C’est ainsi qu’un genre s’enrichit et se complète par les qualités particulières des écrivains ; c’est ainsi que, chez les Romains, l’idéal de l’historien se forme de l’héroïque simplicité de César, de la finesse d’esprit de Salluste, de la candeur de Tite-Live ; c’est ainsi que l’idéal du style historique se forme de la pure et lumineuse brièveté du premier, de la concision savante du second, de l’abondance lactée, lactea ubertas[1], du dernier. Un peu plus de trente ans après la mort de Tite-Live, il en naîtra un quatrième, qui achèvera ce double idéal par une profondeur de pénétration et une émotion de langage inconnues jusqu’à lui. Et par une de ces harmonies du monde moral dont toutes les grandes littératures offrent quelque exemple, en nième temps que la réunion des quatre historiens de Rome composera un modèle incomparable d’histoire, nous aurons, pour chacun des grands changemens de ce pays, l’historien le plus propre à le retracer. Tite-Live, l’historien poète, nous racontera les fables de son origine et son agrandissement prodigieux ; Salluste, la corruption insensible de Rome au milieu des dépouilles du monde dont elle est gorgée ; César, ses efforts pour se renouveler par la guerre civile ; Tacite, sa lente dissolution.

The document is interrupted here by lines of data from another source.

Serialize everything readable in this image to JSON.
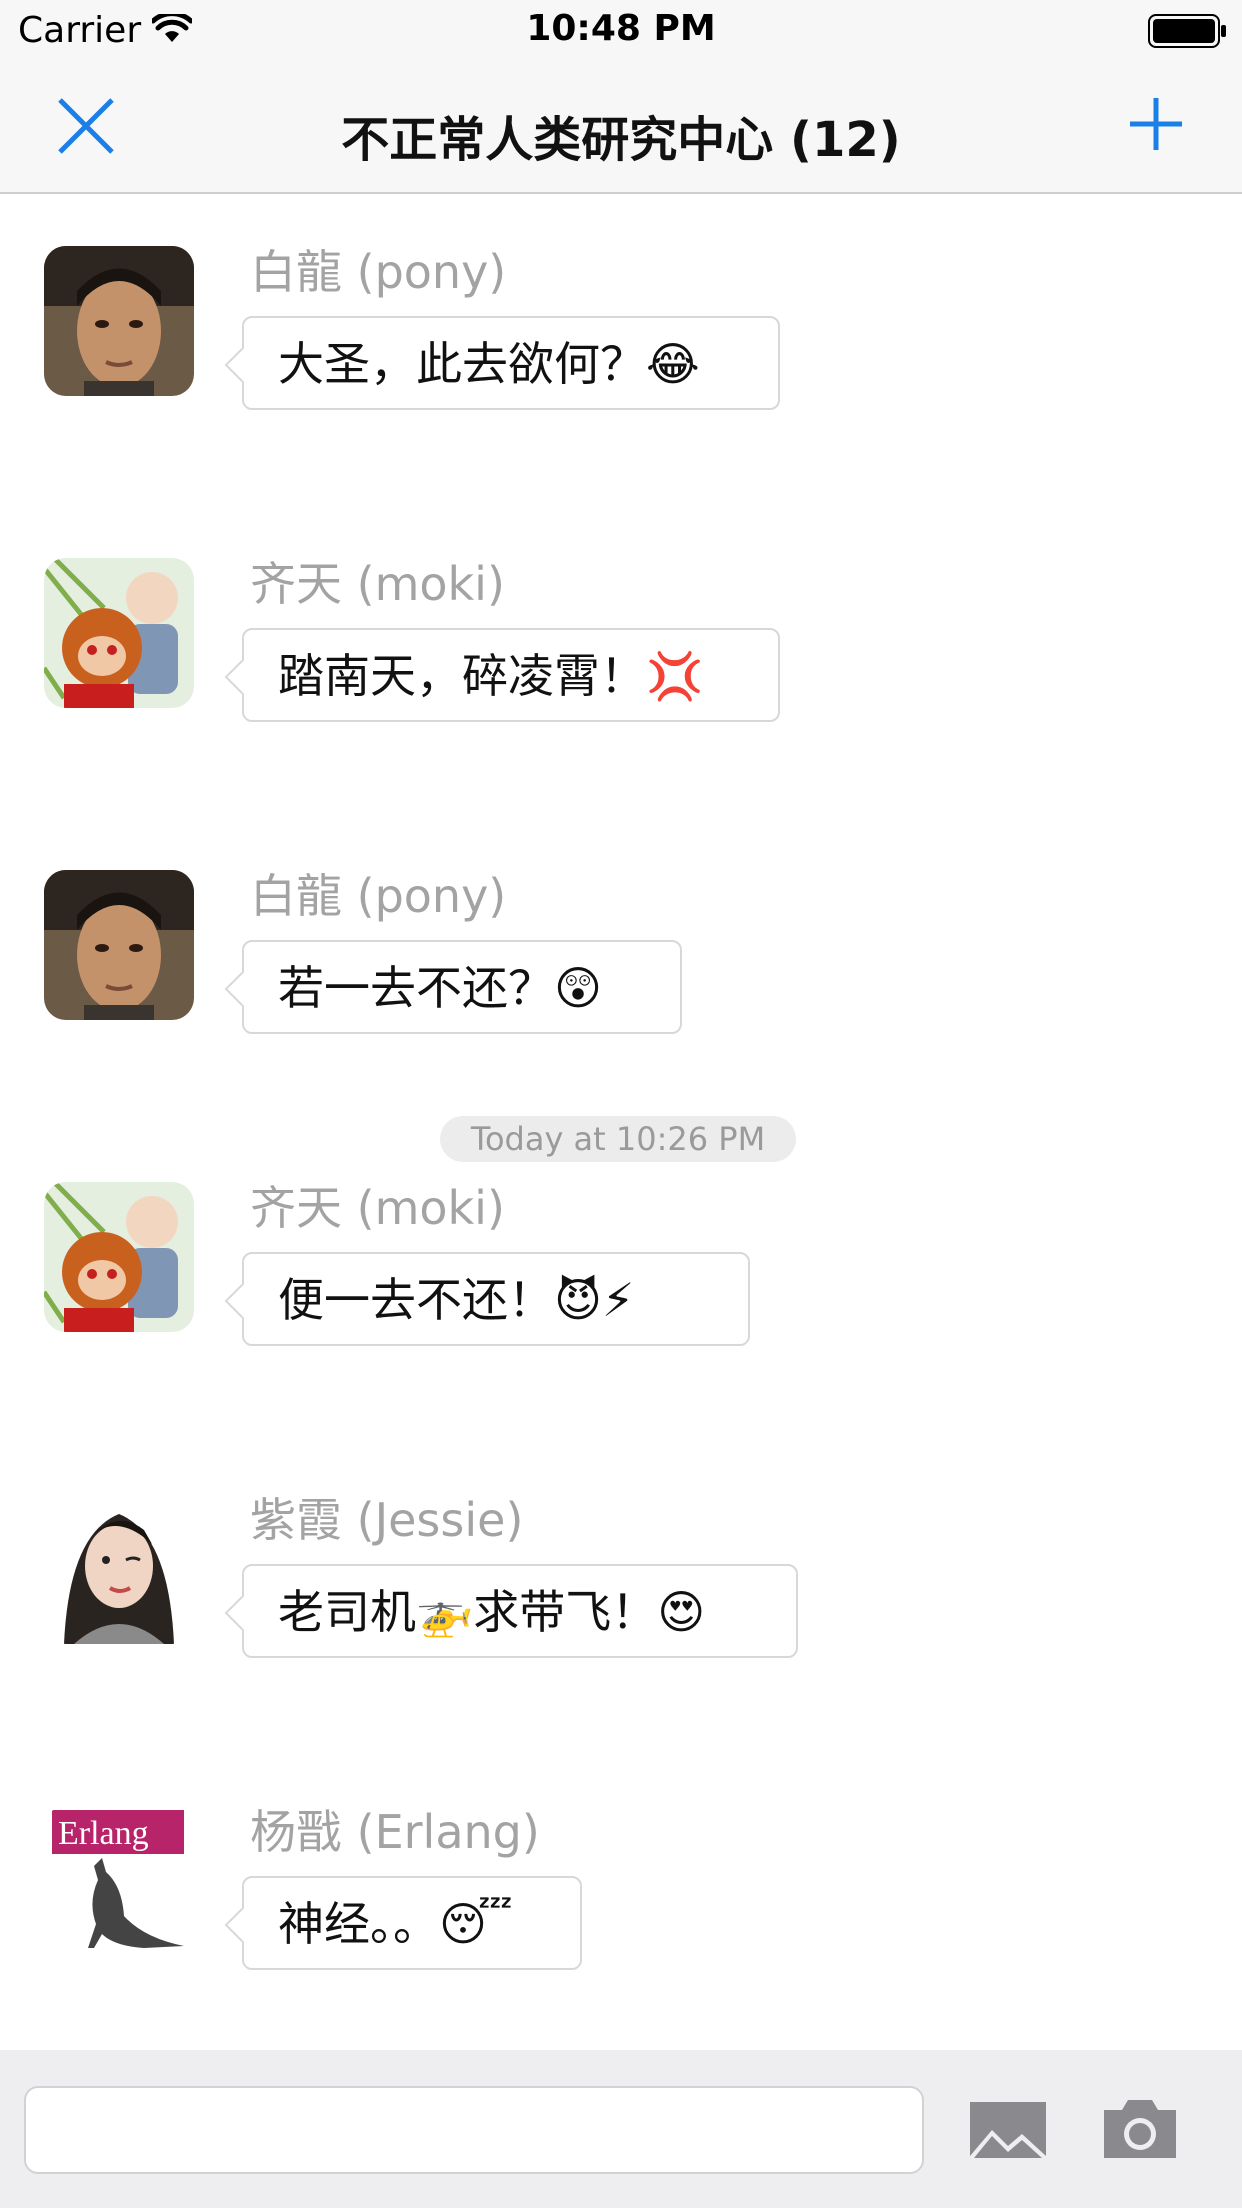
{
  "status_bar": {
    "carrier": "Carrier",
    "time": "10:48 PM"
  },
  "nav": {
    "title": "不正常人类研究中心 (12)",
    "close_icon": "close-icon",
    "add_icon": "plus-icon"
  },
  "colors": {
    "accent": "#1a7fe6",
    "sender": "#a3a3a3",
    "bubble_border": "#d8d8d8"
  },
  "messages": [
    {
      "sender": "白龍 (pony)",
      "text": "大圣，此去欲何？😂",
      "avatar": "pony-avatar"
    },
    {
      "sender": "齐天 (moki)",
      "text": "踏南天，碎凌霄！💢",
      "avatar": "moki-avatar"
    },
    {
      "sender": "白龍 (pony)",
      "text": "若一去不还？😲",
      "avatar": "pony-avatar"
    },
    {
      "sender": "齐天 (moki)",
      "text": "便一去不还！😈⚡",
      "avatar": "moki-avatar"
    },
    {
      "sender": "紫霞 (Jessie)",
      "text": "老司机🚁求带飞！😍",
      "avatar": "jessie-avatar"
    },
    {
      "sender": "杨戬 (Erlang)",
      "text": "神经。。😴",
      "avatar": "erlang-avatar"
    }
  ],
  "timestamp": "Today at 10:26 PM",
  "erlang_logo_text": "Erlang",
  "input": {
    "value": "",
    "placeholder": ""
  },
  "buttons": {
    "photo_icon": "photo-icon",
    "camera_icon": "camera-icon"
  }
}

Parmi les défauts de Tite-Live, le plus grave peut-être, c’est qu’écrivant l’histoire de la nation la plus politique de l’antiquité, il manque de curiosité et d’intérêt pour la politique intérieure de son pays. Il néglige presque entièrement la constitution de Rome, par laquelle, selon Montesquieu, elle triompha de Carthage. Si quelques faits intérieurs l’invitent à s’en occuper, il n’approfondit pats ; et, soit sur les desseins du sénat, soit sur les luttes des partis, soit sur certaines grandes mesures qui touchent à la constitution, il se réduit au rôle de témoin, voyant les choses du dehors et de loin, ne cherchant pas à pénétrer, et confiant dans les talens de ceux qui gouvernent. Admirable disposition pour écrire l’histoire de tout ce qui se passe au dehors et en plein jour, guerres, émotions populaires, scènes du forum, mais qui ne convient plus lorsqu’il s’agit d’événemens intérieurs, de motifs secrets, de conseils, lorsque le sort de Rome dépend de

  1. Quintilien, neque illa Livii lactea ubertas.